Given that sizeof is allowed as part of a constant-expression, that we have the sub-expressions that would qualify as a constant-expression, and that parenthesizing part of the expression (that is doing return n + (sizeof(byte) + sizeof(ushort) + sizeof(int));) does cause the folding to happen, I would expect that the compiler should also be able to do the folding on the original code as well (or at least could not find anything in the spec that prevents or allows this).

return-statement which has an additive-expression which itself has two sub-expressions (what looks to be a primary-expression and another additive-expression), the latter of which qualifies as a constant-expression

That is incorrect. https://github.com/dotnet/csharplang/blob/master/spec/expressions.md#operator-precedence-and-associativity

The operator is left-associative, so the correct expression binding here is ((((n + sizeof(byte)) + sizeof(ushort)) + sizeof(int)). None of those binary expressions are constant.

The operator is left-associative, so the correct expression binding here is ((((n + sizeof(byte)) + sizeof(ushort)) + sizeof(int)).

Ah, I see; and indeed, if we change it to return sizeof(byte) + sizeof(ushort) + sizeof(int) + n;, the compiler folds the expression to 7 + n.

Maybe it would be worth updating the analyzers/code-fixes to take this into account...

Maybe it would be worth updating the analyzers/code-fixes to take this into account...

Could you clarify what you mean here?

This optimization is clearly illegal according to the C# language specification, as constant folding only occurs on constant expressions.

Constant-folding would be an internal implementation detail. C# defines semantics for what a given expression means. As long as the generated IL produces an indistinguishable result, then the compiler should be able to do whatever it wants.

And, for the bits about 'constants' that's only relevant in the sense of being able to assign this sort of thing into a 'const' field/local. i.e. in that case the expression must actually have a constant value. There is nothing that precludes the compiler from taking i + 1 + 2 and emitting that in il as i + 3 as long as it can be proven that the results will be the same in all cases.

I was indicating it might be nice if the analyzers (such as the Remove unnecessary parentheses analyzer) understood when certain changes are impactful to the compiler's view of the world.

However, I agree that just having the compiler understand that + for integer types in an unchecked context is commutative would also be nice.

I was indicating it might be nice if the analyzers (such as the Remove unnecessary parentheses analyzer) understood when certain changes are impactful to the compiler's view of the world.

IMO, they shouldn't be :). I mean, literally any change the analyzers/fixers make could change something that affects some jit. The goal is to be useful. If someone would actually be affected by this change, then i would strongly advise that they just mark their methods as perf critical and not allow anything to touch it.
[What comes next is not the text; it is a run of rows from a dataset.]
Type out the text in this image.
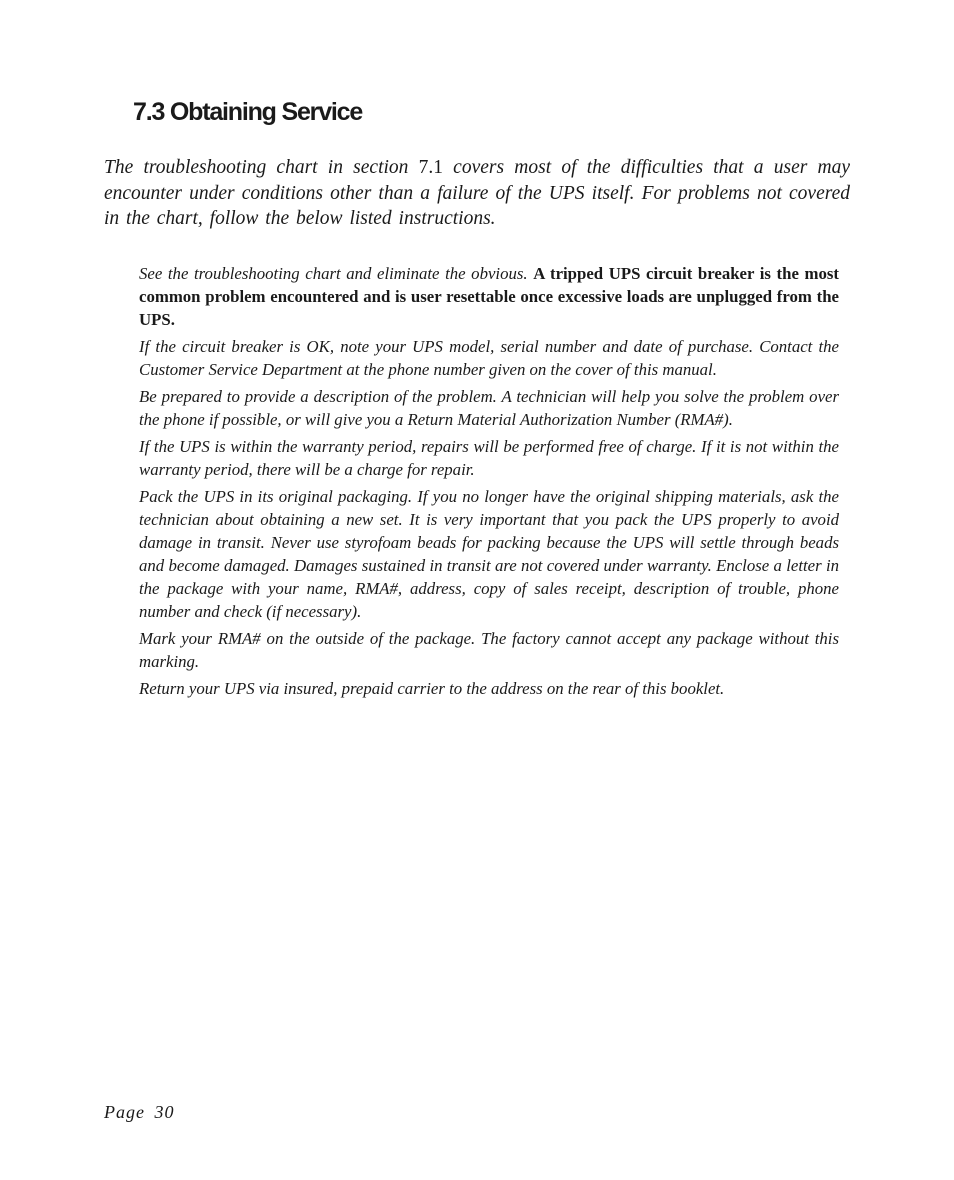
7.3 Obtaining Service

The troubleshooting chart in section 7.1 covers most of the difficulties that a user may encounter under conditions other than a failure of the UPS itself. For problems not covered in the chart, follow the below listed instructions.

See the troubleshooting chart and eliminate the obvious. A tripped UPS circuit breaker is the most common problem encountered and is user resettable once excessive loads are unplugged from the UPS.
If the circuit breaker is OK, note your UPS model, serial number and date of purchase. Contact the Customer Service Department at the phone number given on the cover of this manual.
Be prepared to provide a description of the problem. A technician will help you solve the problem over the phone if possible, or will give you a Return Material Authorization Number (RMA#).
If the UPS is within the warranty period, repairs will be performed free of charge. If it is not within the warranty period, there will be a charge for repair.
Pack the UPS in its original packaging. If you no longer have the original shipping materials, ask the technician about obtaining a new set. It is very important that you pack the UPS properly to avoid damage in transit. Never use styrofoam beads for packing because the UPS will settle through beads and become damaged. Damages sustained in transit are not covered under warranty. Enclose a letter in the package with your name, RMA#, address, copy of sales receipt, description of trouble, phone number and check (if necessary).
Mark your RMA# on the outside of the package. The factory cannot accept any package without this marking.
Return your UPS via insured, prepaid carrier to the address on the rear of this booklet.
Page 30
Note: this is a similar conversation that was happening about IDE features helping people use linq (or not) if that's what they want. But these can def impact perf depending on how critical a hotspot something is.

This optimization would absolutely be observable in runtime behavior but I'm going to leave how as an exercise to the reader :)
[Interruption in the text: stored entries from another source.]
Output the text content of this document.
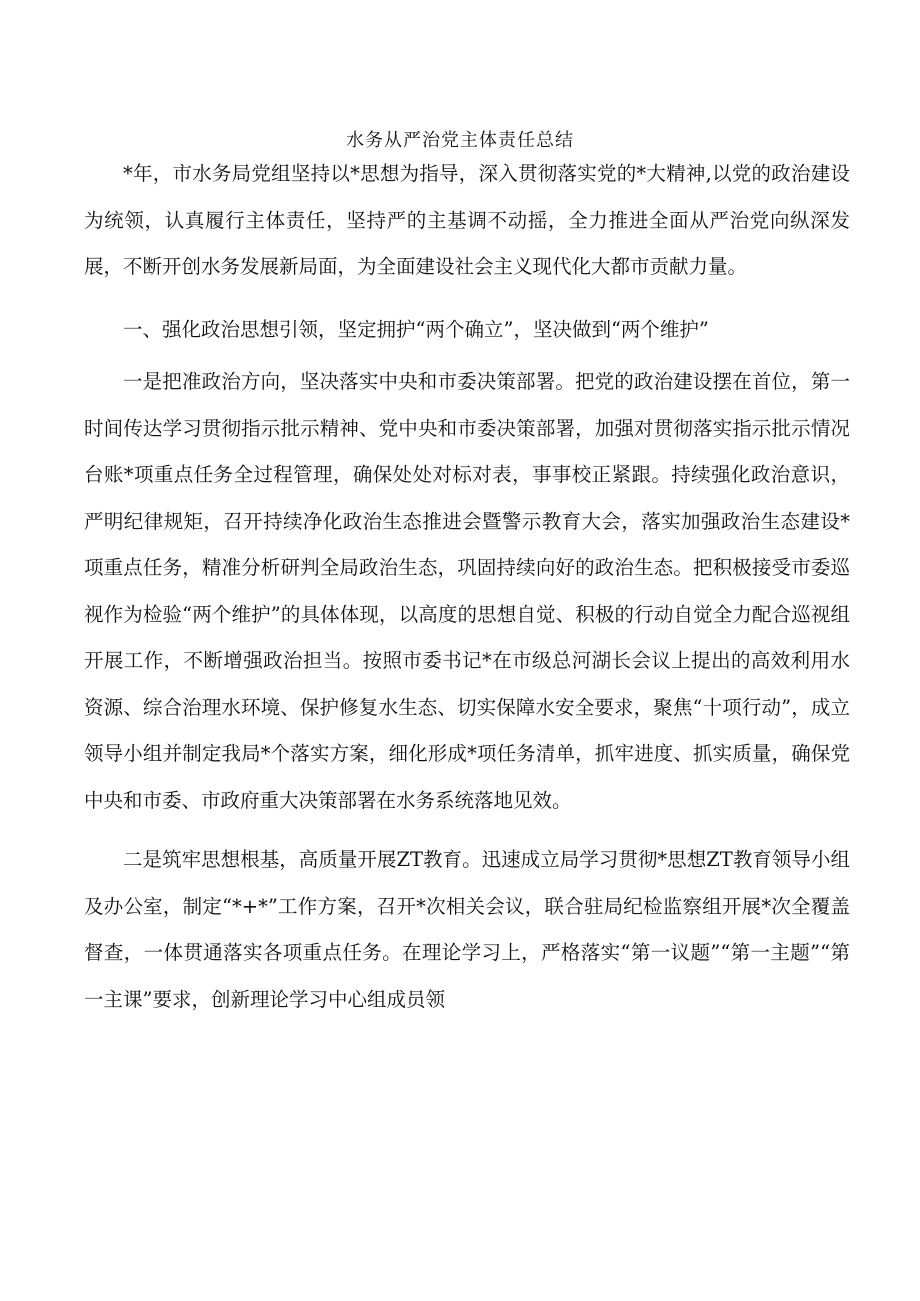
水务从严治党主体责任总结

*年，市水务局党组坚持以*思想为指导，深入贯彻落实党的*大精神,以党的政治建设为统领，认真履行主体责任，坚持严的主基调不动摇，全力推进全面从严治党向纵深发展，不断开创水务发展新局面，为全面建设社会主义现代化大都市贡献力量。

一、强化政治思想引领，坚定拥护“两个确立”，坚决做到“两个维护”

一是把准政治方向，坚决落实中央和市委决策部署。把党的政治建设摆在首位，第一时间传达学习贯彻指示批示精神、党中央和市委决策部署，加强对贯彻落实指示批示情况台账*项重点任务全过程管理，确保处处对标对表，事事校正紧跟。持续强化政治意识，严明纪律规矩，召开持续净化政治生态推进会暨警示教育大会，落实加强政治生态建设*项重点任务，精准分析研判全局政治生态，巩固持续向好的政治生态。把积极接受市委巡视作为检验“两个维护”的具体体现，以高度的思想自觉、积极的行动自觉全力配合巡视组开展工作，不断增强政治担当。按照市委书记*在市级总河湖长会议上提出的高效利用水资源、综合治理水环境、保护修复水生态、切实保障水安全要求，聚焦“十项行动”，成立领导小组并制定我局*个落实方案，细化形成*项任务清单，抓牢进度、抓实质量，确保党中央和市委、市政府重大决策部署在水务系统落地见效。

二是筑牢思想根基，高质量开展ZT教育。迅速成立局学习贯彻*思想ZT教育领导小组及办公室，制定“*+*”工作方案，召开*次相关会议，联合驻局纪检监察组开展*次全覆盖督查，一体贯通落实各项重点任务。在理论学习上，严格落实“第一议题”“第一主题”“第一主课”要求，创新理论学习中心组成员领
This optimization would absolutely be observable in runtime behavior but I'm going to leave how as an exercise to the reader

For checked contexts (where any individual operation could cause an overflow) and for non-integer types (where primitive operations are not always associative), this could possibly be illegal and produce observable side-effects. However, I'm not sure how this would be impactful for simple scenarios like the above, as the JIT will already perform this optimization for integer types in an unchecked context (as there are no side-effects for this scenario and the + operation for integer types is considered both associative and commutative).

I am actually curious. Is it observable in an unchecked context?

I don't see any way it can be observed in an unchecked context.

Sorry, for addition on integers. It's obviously observable for any non associative operation, regardless of context.